L’alyah des Juifs de France actuelle est confrontée à un enjeu identitaire, idéologique et social. Le choc identitaire a été le lot de toutes les vagues d’ayah. Celui ci est cependant d’un type nouveau, tout simplement parce que le cadre israélien dans lequel les olim sont appelés à s’insérer n’est plus celui d’il y a 50 ans. Il est même drastiquement différent. C’est ce qui explique pourquoi on ne peut aborder la question de l’alyah des Juifs de France sans questionner aussi le cadre israélien.

 

L’héritage français

Ce qui frappe tout d’abord sur le plan identitaire, c’est la morphologie des deux sociétés, la France et Israël. La France connaît encore – quoiqu’en recul – l’héritage de l’hyper-centralisme de son histoire politique. Certains le définissent comme définissant « la République », d’autres comme définissant « la laïcité ». La France est centraliste dans sa culture, sa psychologie, sa pensée. La venue en Israël sous ce jour-là représente un choc culturel pour celui qui vient de France. La société israélienne est marquée effectivement par son extrême fragmentation et un système qui s’apparente plutsaux piliers belges qu’à l’Etat centralisateur à la française.
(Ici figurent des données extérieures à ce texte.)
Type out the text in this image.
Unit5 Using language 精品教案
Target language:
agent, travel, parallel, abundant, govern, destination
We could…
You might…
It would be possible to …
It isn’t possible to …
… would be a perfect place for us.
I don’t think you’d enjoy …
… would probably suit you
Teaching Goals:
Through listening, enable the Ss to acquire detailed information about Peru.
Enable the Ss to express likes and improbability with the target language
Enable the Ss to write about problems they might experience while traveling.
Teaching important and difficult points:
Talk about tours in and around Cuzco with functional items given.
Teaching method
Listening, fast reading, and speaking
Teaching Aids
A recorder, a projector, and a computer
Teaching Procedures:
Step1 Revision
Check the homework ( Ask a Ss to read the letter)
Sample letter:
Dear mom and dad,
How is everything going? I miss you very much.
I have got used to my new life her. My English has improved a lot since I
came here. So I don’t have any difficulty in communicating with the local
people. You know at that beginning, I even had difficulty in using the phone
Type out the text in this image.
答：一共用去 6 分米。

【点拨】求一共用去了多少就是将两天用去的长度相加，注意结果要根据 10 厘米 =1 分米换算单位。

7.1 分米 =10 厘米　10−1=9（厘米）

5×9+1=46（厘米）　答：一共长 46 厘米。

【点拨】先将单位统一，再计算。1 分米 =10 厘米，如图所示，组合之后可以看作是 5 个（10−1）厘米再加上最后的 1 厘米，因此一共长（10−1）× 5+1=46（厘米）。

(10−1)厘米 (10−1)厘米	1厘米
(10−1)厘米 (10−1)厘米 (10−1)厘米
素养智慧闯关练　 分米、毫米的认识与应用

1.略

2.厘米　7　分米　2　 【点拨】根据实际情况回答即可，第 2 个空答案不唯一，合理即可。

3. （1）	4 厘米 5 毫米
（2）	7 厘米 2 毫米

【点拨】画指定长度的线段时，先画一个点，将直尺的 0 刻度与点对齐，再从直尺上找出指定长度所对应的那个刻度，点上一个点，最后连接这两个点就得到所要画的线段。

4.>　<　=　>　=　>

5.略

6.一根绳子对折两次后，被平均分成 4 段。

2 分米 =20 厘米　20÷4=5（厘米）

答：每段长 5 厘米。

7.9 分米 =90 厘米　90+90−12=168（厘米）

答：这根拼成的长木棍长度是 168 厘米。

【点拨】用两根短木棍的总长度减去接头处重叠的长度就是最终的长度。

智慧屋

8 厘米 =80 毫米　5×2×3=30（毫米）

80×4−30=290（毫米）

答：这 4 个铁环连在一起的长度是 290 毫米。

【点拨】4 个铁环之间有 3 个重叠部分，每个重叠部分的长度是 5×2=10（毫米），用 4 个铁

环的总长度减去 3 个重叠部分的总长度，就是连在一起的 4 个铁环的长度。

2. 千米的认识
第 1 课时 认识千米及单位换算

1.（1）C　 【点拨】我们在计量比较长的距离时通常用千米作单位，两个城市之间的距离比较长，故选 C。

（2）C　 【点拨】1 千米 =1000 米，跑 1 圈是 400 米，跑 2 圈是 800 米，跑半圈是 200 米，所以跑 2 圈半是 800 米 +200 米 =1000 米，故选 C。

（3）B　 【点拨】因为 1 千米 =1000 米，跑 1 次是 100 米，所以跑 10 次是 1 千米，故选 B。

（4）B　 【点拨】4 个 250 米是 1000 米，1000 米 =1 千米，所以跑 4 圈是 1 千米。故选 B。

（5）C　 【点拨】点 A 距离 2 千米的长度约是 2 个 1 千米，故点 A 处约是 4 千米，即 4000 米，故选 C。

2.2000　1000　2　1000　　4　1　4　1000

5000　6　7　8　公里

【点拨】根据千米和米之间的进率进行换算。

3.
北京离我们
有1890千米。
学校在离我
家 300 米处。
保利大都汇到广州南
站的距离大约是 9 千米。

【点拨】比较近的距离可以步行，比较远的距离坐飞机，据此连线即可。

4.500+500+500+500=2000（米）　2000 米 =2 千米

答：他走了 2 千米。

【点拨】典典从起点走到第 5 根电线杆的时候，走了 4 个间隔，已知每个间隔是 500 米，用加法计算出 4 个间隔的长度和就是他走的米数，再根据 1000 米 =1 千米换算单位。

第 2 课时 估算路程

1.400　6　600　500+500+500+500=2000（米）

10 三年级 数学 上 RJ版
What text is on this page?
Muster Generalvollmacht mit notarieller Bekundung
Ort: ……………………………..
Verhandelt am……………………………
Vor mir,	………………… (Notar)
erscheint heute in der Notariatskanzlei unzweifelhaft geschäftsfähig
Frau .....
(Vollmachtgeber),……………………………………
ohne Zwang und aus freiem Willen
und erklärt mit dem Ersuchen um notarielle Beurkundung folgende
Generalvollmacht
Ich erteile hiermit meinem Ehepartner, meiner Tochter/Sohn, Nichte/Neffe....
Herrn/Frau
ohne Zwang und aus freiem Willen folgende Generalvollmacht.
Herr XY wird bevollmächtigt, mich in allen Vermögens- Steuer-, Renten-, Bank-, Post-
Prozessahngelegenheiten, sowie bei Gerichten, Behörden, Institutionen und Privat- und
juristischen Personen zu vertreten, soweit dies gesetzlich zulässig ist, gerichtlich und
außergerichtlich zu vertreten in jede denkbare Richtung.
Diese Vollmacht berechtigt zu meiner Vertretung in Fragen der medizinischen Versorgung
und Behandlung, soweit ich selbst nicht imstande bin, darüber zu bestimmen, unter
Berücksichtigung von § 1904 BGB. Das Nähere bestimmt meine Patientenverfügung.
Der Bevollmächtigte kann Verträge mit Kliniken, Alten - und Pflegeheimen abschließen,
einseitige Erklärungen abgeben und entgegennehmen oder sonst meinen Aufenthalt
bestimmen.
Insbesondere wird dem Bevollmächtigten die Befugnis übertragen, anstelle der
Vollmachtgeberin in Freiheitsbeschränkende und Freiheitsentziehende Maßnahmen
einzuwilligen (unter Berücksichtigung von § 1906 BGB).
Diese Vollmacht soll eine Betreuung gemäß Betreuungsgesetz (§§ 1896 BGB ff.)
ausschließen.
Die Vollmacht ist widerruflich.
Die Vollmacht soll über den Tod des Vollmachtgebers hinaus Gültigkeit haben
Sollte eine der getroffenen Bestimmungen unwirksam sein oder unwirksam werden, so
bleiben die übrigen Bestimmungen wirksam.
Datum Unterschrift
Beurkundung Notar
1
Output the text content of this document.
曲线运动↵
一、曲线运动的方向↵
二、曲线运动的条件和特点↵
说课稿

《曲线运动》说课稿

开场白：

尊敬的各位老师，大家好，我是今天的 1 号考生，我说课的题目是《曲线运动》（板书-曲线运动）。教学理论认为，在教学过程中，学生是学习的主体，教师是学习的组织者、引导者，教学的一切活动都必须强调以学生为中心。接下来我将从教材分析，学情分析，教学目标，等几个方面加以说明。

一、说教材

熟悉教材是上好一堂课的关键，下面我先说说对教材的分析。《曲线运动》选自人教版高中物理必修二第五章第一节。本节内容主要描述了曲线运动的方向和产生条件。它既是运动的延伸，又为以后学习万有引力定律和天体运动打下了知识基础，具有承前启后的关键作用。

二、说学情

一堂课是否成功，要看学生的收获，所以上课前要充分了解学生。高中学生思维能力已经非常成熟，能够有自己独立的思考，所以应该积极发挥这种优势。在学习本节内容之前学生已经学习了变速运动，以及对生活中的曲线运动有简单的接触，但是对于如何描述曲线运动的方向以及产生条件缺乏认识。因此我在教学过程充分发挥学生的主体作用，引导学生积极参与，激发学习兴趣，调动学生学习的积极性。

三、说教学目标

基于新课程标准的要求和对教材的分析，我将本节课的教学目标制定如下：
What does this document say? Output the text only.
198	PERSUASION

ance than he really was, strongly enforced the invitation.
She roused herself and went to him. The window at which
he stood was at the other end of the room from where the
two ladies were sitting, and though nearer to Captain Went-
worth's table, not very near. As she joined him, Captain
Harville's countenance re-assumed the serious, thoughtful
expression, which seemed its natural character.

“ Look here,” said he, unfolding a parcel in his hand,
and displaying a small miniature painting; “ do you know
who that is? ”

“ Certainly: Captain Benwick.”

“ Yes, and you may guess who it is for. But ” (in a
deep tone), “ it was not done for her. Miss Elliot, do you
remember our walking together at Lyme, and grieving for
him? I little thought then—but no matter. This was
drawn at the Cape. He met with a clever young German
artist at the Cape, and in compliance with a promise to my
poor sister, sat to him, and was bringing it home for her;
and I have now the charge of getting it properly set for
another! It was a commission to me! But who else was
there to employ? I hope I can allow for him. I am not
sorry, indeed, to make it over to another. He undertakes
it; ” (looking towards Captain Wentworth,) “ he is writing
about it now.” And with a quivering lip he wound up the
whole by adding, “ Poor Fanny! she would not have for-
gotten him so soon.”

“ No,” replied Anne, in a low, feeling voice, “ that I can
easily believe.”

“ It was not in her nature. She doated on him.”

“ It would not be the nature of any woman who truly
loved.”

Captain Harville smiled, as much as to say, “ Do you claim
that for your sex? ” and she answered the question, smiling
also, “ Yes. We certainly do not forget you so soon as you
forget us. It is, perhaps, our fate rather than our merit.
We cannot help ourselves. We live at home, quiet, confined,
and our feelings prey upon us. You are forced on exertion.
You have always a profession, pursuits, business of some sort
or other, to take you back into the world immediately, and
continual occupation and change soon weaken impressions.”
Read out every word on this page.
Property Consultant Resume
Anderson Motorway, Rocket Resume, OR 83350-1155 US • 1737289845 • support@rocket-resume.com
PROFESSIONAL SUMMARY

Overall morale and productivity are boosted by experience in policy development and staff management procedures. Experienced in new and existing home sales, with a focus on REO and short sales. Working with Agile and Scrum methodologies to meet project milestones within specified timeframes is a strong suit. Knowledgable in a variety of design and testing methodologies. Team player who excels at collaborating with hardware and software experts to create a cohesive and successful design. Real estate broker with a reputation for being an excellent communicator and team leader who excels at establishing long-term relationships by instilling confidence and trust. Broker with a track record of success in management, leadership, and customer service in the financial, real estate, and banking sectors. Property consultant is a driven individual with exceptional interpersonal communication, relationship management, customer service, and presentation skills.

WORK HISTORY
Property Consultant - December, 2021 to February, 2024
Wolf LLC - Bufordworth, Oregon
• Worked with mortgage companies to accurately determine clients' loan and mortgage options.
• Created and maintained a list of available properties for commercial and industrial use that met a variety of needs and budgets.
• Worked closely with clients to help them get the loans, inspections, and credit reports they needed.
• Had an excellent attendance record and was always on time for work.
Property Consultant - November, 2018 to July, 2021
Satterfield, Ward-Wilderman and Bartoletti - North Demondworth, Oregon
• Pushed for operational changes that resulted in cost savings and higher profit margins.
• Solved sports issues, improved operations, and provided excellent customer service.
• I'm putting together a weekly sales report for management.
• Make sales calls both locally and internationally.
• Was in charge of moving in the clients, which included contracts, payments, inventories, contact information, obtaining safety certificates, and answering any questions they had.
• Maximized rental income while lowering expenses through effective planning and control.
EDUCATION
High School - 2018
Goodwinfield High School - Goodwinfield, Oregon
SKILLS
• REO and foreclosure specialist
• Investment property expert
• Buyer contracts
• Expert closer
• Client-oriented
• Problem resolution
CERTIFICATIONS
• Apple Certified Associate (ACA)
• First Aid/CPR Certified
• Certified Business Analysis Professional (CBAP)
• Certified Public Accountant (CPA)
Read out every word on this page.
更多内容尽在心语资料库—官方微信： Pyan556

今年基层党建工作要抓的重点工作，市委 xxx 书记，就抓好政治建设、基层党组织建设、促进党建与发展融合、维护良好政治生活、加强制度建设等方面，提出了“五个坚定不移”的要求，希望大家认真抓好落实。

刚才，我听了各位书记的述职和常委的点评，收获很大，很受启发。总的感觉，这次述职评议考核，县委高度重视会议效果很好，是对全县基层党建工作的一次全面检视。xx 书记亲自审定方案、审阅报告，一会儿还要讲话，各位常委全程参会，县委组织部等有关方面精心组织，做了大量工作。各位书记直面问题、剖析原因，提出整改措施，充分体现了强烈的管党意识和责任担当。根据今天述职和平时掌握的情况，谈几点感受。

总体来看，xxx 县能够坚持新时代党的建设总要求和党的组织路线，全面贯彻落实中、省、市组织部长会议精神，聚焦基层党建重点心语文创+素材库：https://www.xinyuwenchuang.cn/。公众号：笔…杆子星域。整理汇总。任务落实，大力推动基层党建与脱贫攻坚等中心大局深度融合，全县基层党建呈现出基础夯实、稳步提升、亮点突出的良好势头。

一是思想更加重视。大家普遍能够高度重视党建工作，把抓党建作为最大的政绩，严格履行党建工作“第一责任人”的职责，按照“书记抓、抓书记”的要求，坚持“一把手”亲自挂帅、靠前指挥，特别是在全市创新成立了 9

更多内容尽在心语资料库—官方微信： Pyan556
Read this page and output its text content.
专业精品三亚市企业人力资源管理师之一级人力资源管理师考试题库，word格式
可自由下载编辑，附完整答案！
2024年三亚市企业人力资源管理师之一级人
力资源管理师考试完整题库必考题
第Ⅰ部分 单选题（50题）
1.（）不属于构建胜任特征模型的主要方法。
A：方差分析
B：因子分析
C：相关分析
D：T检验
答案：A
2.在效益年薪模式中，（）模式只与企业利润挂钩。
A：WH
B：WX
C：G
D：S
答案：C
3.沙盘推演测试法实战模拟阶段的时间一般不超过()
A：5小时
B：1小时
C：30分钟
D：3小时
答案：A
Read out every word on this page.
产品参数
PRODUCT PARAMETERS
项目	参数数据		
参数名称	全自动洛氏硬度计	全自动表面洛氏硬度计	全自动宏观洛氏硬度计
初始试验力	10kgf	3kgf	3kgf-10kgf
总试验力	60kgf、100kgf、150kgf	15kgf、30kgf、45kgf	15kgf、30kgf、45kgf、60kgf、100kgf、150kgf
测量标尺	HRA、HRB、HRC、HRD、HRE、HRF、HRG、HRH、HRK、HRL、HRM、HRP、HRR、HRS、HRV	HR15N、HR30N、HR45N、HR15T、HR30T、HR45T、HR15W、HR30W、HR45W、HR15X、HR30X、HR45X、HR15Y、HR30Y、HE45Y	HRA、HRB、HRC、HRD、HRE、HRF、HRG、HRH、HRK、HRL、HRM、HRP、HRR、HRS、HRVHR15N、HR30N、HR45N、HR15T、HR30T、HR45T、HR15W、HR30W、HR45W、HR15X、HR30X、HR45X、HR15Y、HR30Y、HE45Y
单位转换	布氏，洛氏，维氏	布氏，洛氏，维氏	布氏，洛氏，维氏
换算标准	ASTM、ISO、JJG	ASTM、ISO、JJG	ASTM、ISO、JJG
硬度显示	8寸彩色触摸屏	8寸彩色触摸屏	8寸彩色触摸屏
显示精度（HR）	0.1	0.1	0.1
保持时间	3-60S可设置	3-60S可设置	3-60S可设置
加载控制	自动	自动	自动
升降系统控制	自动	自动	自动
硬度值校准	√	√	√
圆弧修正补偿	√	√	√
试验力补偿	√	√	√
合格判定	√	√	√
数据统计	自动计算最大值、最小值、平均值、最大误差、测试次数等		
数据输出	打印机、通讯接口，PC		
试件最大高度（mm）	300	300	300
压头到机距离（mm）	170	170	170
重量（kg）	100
Le système belge repose sur un ensemble de courants idéologiques qui possèdent organisations sociales et politiques: parti politique, université, médias, hopitaux… Ces organisations sont les « piliers ». En israël on définirait ces « piliers » comme des « migzarim », des « secteurs » et le système de « sectorialisation », « migzour. Les deux grands migzarim sont les Haredim et les Arabes. Sous leur influence objective et sous leur poids démographique tout le reste de la société s’est sectorialisée :Orientaux, Bédouins, Druzes, sionistes religieux, LGBT, … La question est posée de savoir si les laïques constituent eux aussi un « secteur ». C’est ce que l’on appelle le « multiculturalisme » ou, en France, le « communautarisme »: Certains « secteurs » peuvent être vus comme des communautés proto-nationales.

 

Le paysage était différent du tout au tout il y a 50 ans où se faisait sentir le poids du « melting pot » de Ben Gourion, imposant une idéntité israélienne qui, hélàs, restait ethniquement et politiquement marquée, ce qui donna naissance au problème du « Second Israel ». Cet état de faits n’a pas contribué à installer en Israël ce qui va de pair avec le centralisme et la solidarité qu’il entraîne: un Etat-Providence.

 

L’héritage judéo-français

Les Juifs de France ont secrété ces 50 dernières années une identité singulière, imprégnée de centralisme – quoiqu’il soit en déclin de puis la fin des années 1980 et notamment l’entrée dans l’U.E. Ainsi n’y a-t-il eu jusqu’à très récemment qu’une seule communauté juive (à l’inverse du judaïsme américain) autour du Consistoire, alors suffisament large et ouvert pour ne pas être contesté par d’autres mouvances religieuses.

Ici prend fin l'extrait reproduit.